Мимо пронесли носилки с закрытым пологом из палок и тряпок.
– Кто это? Покажите! – Генри Кастэл заглянул в тряпье, чтобы посмотреть, кого там могут прятать и удовлетворенно хмыкнул.
– Это один из раненых. По дороге мы передадим его лекарям в порту.
– Хорошо. Пусть будут. Милосердие украшает королей, вы также полагаете, Гвендолин?
– А что с Шеллертом? И с его… убийцей? – язык не поворачивался сказать, как о мертвом. Этот нечеловек, несмотря на предпосылки, многое для нее сделал. Теперь принцесса поедет среди защиты и в подобающих условиях, хоть и инкогнито, а не по болотам с моряками… слезы выступили линзой на еще сухих глазах, не успев пролиться за ложбинки век.
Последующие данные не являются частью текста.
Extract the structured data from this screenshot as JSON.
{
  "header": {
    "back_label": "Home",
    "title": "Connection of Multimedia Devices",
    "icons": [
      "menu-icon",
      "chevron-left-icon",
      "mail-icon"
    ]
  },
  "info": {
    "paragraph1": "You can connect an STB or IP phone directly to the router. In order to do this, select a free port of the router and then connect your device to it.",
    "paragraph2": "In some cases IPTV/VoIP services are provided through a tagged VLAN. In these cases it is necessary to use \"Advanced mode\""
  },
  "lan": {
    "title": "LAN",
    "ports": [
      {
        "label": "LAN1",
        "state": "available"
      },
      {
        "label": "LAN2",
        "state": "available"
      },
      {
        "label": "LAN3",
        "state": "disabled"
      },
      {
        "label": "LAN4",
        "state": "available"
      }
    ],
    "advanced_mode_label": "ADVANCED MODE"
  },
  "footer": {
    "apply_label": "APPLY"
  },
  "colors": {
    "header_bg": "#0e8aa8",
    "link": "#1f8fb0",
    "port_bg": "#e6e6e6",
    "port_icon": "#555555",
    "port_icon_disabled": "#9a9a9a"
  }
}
– Боюсь, что на нем все зарастет, как на собаке… – Генри обернулся, убедившись, что никто их не слышит и прошептал. – Я бы оставил Вульфа в живых, на случай разгоревшегося конфликта с пустынниками. Можно заключить под стражу и в маску заклепать, на крайний случай. – Гвен поежилась. – Но, боюсь, что лорд Бардоспренебрежет приказом и совершит самосуд. Я не смогу помешать.
– Постарайтесь. – Отрезала девушка, переходя к другому вопросу. – А стражник?
– Стражник с вами. Сдадите его в порту с ранеными, местные говорят, что он не из них.
– Хорошо. – Гвинелан окончательно поднялась по ступеням и села, все еще придерживая дверцу, и, не давая закрыть. – Генри, я не знаю, с кем это обсудить, и, может, не стоит… но, мой муж…
– Ваш муж удивительный человек, и вы правильно сделали, что согласились на этот брак, ваше высочество. Это было разумным поступком, моя госпожа.
– Но… я его совсем не знаю… и этот черный шлем. Может ли он быть кем-то совсем другим? Что нам тогда делать?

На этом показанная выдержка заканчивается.